I have a issue related to this when I deploy Kibana:

{"type":"error","@timestamp":"2019-04-02T09:32:44Z","tags":["connection","client","error"],"pid":1,"level":"error","error":{"message":"139651378964352:error:14094412:SSL routines:ssl3_read_bytes:sslv3 alert bad certificate:../deps/openssl/openssl/ssl/s3_pkt.c:1498:SSL alert number 42\n","name":"Error","stack":"Error: 139651378964352:error:14094412:SSL routines:ssl3_read_bytes:sslv3 alert bad certificate:../deps/openssl/openssl/ssl/s3_pkt.c:1498:SSL alert number 42\n"},"message":"139651378964352:error:14094412:SSL routines:ssl3_read_bytes:sslv3 alert bad certificate:../deps/openssl/openssl/ssl/s3_pkt.c:1498:SSL alert number 42\n"}

StatefulSet

apiVersion: apps/v1
kind: StatefulSet
metadata:
  name: kibana
  labels:
    k8s-app: kibana
spec:
  serviceName: kibana
  replicas: 1
  selector:
    matchLabels:
      k8s-app: kibana
  template:
    metadata:
      labels:
        k8s-app: kibana
    spec:
      containers:
      - name: kibana
        image: docker.elastic.co/kibana/kibana:6.5.4
        ports:
        - name: http
          containerPort: 5601
        volumeMounts:
        - name: https
          mountPath: /usr/share/kibana/https
        - name: config
          mountPath: /usr/share/kibana/config/kibana.yml
          subPath: kibana.yml
      volumes:
      - name: https
        secret:
         secretName: main-tls-secret
      - name: config
        configMap:
         name: kibana-config

Service

apiVersion: v1
kind: Service
metadata:
  name: kibana
  labels:
    k8s-app: kibana
spec:
  type: NodePort
  ports:
  - name: http
    port: 5601
    nodePort: 30100
  selector:
    k8s-app: kibana

Thanks in advance,

Regards

I believe this error is from connecting to ES, not from the Kibana server itself. Are you by chance using SSL keys for the Elasticsearch connection as well?

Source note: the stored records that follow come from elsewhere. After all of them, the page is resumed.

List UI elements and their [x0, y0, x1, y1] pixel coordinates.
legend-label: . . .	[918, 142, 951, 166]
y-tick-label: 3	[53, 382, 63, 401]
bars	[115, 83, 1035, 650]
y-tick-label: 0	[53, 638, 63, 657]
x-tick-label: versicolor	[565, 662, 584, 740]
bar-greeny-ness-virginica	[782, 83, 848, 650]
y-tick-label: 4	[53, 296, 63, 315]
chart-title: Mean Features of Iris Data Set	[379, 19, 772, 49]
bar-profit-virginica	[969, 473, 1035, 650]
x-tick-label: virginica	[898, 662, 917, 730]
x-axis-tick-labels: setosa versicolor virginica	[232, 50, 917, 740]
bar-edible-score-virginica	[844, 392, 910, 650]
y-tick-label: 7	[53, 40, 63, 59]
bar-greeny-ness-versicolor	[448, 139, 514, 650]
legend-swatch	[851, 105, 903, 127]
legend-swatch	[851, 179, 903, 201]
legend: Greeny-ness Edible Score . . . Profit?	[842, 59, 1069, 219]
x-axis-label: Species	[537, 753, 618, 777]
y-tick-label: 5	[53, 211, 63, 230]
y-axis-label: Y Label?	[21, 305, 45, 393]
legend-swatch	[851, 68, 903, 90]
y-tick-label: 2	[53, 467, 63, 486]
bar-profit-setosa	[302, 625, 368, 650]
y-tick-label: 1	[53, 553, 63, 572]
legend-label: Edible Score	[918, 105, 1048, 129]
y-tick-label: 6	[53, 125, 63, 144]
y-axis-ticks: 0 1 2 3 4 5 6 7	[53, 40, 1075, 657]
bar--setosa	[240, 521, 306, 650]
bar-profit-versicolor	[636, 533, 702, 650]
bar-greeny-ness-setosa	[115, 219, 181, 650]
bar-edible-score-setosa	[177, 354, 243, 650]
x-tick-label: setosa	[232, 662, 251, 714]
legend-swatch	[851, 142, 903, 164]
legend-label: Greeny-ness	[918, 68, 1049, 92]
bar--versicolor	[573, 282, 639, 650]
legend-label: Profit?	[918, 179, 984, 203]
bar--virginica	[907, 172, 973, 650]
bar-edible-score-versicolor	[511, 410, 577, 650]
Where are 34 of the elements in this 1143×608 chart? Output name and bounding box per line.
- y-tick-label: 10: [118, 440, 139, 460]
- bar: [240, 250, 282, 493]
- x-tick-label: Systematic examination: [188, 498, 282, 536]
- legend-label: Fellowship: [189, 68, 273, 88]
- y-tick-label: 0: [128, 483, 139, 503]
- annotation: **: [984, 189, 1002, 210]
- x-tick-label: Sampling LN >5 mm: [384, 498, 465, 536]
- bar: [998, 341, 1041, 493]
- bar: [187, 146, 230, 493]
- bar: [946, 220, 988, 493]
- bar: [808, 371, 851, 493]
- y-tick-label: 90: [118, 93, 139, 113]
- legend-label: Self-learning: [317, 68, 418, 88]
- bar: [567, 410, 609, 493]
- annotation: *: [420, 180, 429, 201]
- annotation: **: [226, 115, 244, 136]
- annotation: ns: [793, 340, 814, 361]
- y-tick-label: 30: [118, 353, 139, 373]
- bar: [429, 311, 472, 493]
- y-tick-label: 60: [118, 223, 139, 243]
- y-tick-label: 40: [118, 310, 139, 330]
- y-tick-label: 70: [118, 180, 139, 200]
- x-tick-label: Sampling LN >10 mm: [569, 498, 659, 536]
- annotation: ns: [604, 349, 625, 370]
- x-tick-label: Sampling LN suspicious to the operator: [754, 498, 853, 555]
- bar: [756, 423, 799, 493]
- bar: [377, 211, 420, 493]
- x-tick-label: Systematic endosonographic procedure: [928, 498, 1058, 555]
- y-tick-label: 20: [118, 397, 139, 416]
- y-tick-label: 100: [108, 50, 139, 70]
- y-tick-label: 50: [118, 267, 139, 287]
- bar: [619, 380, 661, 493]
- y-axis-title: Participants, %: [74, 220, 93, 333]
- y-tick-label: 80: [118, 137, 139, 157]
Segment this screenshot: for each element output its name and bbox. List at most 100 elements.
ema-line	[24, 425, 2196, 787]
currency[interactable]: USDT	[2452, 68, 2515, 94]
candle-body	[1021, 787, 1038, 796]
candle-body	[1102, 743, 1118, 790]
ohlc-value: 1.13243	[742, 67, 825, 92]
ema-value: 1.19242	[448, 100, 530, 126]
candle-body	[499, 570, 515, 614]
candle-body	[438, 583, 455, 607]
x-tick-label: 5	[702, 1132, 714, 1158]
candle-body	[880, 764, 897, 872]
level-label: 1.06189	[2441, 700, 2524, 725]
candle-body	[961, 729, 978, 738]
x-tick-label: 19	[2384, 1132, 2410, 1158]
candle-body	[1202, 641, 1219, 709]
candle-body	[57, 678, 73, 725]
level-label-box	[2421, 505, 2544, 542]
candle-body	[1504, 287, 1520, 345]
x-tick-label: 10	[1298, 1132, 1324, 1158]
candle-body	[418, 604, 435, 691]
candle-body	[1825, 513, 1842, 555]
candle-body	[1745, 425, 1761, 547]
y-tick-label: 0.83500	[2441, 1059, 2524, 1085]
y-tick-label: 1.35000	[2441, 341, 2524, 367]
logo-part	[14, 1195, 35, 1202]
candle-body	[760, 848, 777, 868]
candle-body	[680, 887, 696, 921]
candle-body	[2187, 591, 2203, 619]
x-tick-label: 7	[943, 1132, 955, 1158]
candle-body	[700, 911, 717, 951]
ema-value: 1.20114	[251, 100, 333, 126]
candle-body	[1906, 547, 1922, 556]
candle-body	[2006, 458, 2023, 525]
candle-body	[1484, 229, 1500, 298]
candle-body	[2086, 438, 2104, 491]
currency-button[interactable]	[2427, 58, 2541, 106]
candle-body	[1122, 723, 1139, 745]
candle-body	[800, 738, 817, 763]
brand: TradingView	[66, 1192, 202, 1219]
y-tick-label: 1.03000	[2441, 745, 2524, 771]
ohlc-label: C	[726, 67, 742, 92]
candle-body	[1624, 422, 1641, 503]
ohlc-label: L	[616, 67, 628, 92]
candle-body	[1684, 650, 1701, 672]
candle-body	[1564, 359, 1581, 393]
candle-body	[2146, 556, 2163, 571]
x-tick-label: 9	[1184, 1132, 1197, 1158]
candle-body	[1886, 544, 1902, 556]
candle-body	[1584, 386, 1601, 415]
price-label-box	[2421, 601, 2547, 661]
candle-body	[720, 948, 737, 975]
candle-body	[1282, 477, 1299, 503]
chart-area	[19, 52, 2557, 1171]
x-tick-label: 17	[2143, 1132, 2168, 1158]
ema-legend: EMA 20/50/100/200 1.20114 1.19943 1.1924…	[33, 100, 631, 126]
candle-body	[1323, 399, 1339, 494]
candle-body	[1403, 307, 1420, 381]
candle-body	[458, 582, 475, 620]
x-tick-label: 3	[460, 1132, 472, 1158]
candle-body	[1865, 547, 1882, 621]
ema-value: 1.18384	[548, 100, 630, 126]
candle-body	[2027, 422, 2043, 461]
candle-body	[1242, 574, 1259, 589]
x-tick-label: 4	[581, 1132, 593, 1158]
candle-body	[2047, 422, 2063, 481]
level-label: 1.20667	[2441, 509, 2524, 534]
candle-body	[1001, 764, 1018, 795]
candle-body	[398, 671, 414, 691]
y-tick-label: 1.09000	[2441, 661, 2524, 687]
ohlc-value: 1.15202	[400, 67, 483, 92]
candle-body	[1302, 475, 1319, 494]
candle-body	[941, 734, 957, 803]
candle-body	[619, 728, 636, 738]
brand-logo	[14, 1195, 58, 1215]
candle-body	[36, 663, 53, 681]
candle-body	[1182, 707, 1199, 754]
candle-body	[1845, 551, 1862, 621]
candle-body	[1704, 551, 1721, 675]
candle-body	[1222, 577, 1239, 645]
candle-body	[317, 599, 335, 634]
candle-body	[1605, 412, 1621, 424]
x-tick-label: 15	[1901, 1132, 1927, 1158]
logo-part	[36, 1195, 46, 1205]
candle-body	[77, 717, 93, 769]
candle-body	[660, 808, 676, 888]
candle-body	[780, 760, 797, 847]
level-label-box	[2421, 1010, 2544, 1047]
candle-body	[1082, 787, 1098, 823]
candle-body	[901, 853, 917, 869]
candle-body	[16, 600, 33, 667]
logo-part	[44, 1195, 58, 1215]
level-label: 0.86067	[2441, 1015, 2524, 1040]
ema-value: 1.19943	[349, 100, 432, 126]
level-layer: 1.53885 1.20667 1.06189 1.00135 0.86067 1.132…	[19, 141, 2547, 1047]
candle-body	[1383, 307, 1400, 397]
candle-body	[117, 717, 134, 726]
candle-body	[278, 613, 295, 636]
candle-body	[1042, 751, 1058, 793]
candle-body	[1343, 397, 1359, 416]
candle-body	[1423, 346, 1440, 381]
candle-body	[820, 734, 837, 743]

Can you provide your entire Kibana configuration?

To get around this now, you should be able to set elasticsearch.ssl.verify: false

Hi, @tylersmalley

I use elasticsearch.ssl.verificationMode parameter, because elasticsearch.ssl.verify is deprecated ( Since 5.3.0 )

This is my Kibana config:

server.port: 5601

server.host: 0.0.0.0

server.name: kibana-0

elasticsearch.url: https://elasticsearch:9200

kibana.defaultAppId: "dashboard/Main-dashboard"

elasticsearch.username: elastic_user

elasticsearch.password: topsecret

searchguard.readonly_mode.roles: ["sg_kibana_user"]

server.ssl.enabled: true

server.ssl.key: /usr/share/kibana/https/main.key

server.ssl.certificate: /usr/share/kibana/https/main.crt

elasticsearch.ssl.verificationMode: none

elasticsearch.ssl.certificateAuthorities: [ "/usr/share/kibana/searchguard/ssl/root-ca.pem" ]

searchguard.basicauth.login.title: "Welcome"
searchguard.basicauth.login.subtitle: "If you have forgotten your username or password, please contact your system administrator"

# Monitoring
xpack.monitoring.enabled: true

# Apps
xpack.grokdebugger.enabled: true
xpack.reporting.enabled: true
timelion.enabled: false
xpack.apm.ui.enabled: false
xpack.graph.enabled: false
xpack.ml.enabled: false
xpack.security.enabled: false

Thanks in advance,

Rodrigo

Hi, @tylersmalley

I have done some tests with Firefox & Google Chrome. With Firefox, there is not any problem, however with Google Chrome, Kibana shows handshake error.

From my point of view, If Kibana kept tls open sessions, this kind of issue would be mitigated.

Regards

This topic was automatically closed 28 days after the last reply. New replies are no longer allowed.